Doch so beeindruckend die Möglichkeiten von Tracing-Apps auch sein mögen: Sie sind bei Weitem nicht perfekt. Wenn die Bevölkerung sie langfristig nutzen soll, müssen Bedenken in puncto Sicherheit und Datenschutz ausgeräumt werden.

Daten können auch helfen, die Diagnostik zu verbessern, indem in Krankenakten von Patienten nach Auffälligkeiten gesucht wird, und die Entwicklung von Impfstoffen und Therapien zu beschleunigen. Letztlich ist Technologie einer der Gründe, warum uns ein Impfstoff gegen Covid-19 vielleicht schon deutlich eher als nach der üblichen Entwicklungszeit von 10 bis 15 Jahren zur Verfügung stehen wird. Die KI ist in der Lage, alle verfügbaren Informationen und Forschungsergebnisse zum SARS-CoV-2-Virus zu durchsuchen, seine DNA und Struktur zu analysieren und die Informationen dann mit bestehenden Formeln zu kombinieren, um so zu ermitteln, welche Impfstoffe oder Medikamente potenziell angewendet oder angepasst werden könnten.

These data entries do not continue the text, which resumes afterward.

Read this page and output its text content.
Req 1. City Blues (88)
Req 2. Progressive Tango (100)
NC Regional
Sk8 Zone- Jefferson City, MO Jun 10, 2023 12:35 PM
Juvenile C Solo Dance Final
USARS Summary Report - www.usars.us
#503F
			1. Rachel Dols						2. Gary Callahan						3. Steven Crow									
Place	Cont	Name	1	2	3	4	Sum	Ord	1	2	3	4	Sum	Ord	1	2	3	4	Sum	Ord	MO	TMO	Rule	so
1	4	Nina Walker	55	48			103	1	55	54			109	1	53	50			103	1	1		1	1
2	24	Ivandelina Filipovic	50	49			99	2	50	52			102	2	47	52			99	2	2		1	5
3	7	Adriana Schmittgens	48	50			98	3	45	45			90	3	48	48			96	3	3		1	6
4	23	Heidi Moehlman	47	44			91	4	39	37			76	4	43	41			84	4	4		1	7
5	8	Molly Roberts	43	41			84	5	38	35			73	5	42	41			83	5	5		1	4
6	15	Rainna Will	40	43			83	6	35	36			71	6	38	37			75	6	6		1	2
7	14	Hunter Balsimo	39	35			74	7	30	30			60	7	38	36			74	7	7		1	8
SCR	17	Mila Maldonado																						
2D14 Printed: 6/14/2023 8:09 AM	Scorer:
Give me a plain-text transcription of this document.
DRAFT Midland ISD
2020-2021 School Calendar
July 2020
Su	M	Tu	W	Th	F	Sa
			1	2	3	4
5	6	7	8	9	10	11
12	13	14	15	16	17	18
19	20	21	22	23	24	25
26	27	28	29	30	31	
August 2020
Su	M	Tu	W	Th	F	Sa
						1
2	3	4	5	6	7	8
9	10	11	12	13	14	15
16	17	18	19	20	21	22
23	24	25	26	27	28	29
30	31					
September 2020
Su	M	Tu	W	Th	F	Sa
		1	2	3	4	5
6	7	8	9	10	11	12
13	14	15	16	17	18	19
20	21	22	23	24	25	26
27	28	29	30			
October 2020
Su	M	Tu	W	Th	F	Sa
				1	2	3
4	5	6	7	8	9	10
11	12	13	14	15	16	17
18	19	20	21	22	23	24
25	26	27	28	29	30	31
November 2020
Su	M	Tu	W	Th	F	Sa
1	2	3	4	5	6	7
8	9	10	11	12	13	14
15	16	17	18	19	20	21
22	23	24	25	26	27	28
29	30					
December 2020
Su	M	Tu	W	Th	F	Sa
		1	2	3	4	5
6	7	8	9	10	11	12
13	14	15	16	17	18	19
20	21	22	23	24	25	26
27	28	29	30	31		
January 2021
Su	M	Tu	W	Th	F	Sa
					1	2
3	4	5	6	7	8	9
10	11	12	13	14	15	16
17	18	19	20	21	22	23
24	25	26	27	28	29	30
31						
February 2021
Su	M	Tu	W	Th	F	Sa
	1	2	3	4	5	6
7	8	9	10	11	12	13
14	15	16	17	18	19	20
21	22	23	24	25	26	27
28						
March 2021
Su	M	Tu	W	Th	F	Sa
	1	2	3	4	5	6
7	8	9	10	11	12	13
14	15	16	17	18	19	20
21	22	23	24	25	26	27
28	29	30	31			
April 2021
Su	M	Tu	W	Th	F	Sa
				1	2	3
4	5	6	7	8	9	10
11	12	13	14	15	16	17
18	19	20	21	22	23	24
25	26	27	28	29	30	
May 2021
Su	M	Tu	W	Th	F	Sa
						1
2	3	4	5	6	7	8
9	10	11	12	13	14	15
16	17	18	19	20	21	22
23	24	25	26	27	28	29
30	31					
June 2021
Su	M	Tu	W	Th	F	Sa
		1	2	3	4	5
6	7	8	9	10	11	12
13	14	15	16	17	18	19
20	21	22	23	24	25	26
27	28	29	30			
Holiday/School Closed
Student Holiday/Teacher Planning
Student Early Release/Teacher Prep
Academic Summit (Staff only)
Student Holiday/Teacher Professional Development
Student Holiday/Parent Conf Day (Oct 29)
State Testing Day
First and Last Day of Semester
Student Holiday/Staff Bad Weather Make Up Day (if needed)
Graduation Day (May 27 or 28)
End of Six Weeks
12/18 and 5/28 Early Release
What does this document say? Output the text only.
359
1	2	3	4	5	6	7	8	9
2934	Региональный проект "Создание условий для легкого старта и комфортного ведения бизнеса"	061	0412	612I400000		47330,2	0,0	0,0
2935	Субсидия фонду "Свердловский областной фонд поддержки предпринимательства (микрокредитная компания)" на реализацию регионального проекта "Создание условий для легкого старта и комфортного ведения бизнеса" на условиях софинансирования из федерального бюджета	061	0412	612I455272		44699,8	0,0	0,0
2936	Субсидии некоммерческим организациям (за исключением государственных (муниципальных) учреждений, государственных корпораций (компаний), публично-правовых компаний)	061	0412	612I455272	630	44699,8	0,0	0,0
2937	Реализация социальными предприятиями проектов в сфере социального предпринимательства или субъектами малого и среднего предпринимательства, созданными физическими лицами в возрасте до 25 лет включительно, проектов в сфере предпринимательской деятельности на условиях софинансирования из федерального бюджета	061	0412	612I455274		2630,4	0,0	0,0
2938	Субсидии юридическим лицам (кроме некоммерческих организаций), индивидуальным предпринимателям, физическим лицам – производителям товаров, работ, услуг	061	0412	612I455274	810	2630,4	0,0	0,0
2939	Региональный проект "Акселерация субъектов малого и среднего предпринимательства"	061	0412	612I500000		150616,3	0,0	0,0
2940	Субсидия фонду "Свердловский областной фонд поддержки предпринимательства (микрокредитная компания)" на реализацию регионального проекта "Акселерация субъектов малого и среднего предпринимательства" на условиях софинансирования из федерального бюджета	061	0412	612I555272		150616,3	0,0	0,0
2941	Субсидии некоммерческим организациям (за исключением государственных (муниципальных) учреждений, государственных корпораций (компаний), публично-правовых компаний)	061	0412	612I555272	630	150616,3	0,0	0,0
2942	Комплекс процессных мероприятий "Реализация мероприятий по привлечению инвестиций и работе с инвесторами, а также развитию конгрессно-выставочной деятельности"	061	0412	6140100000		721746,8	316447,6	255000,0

Generell ist es kein Zufall, dass die Länder, die die Ausbreitung von Covid-19 erfolgreich eindämmen konnten, eines gemeinsam haben: ein fortschrittliches Verhältnis zu Daten. Sie wissen, wie sie Daten so erheben, analysieren und weitergeben können, dass damit Verhaltensweisen beeinflusst werden. Je mehr Daten wir haben, desto zielgerichteter können wir Therapien und Präventionsmassnahmen gestalten.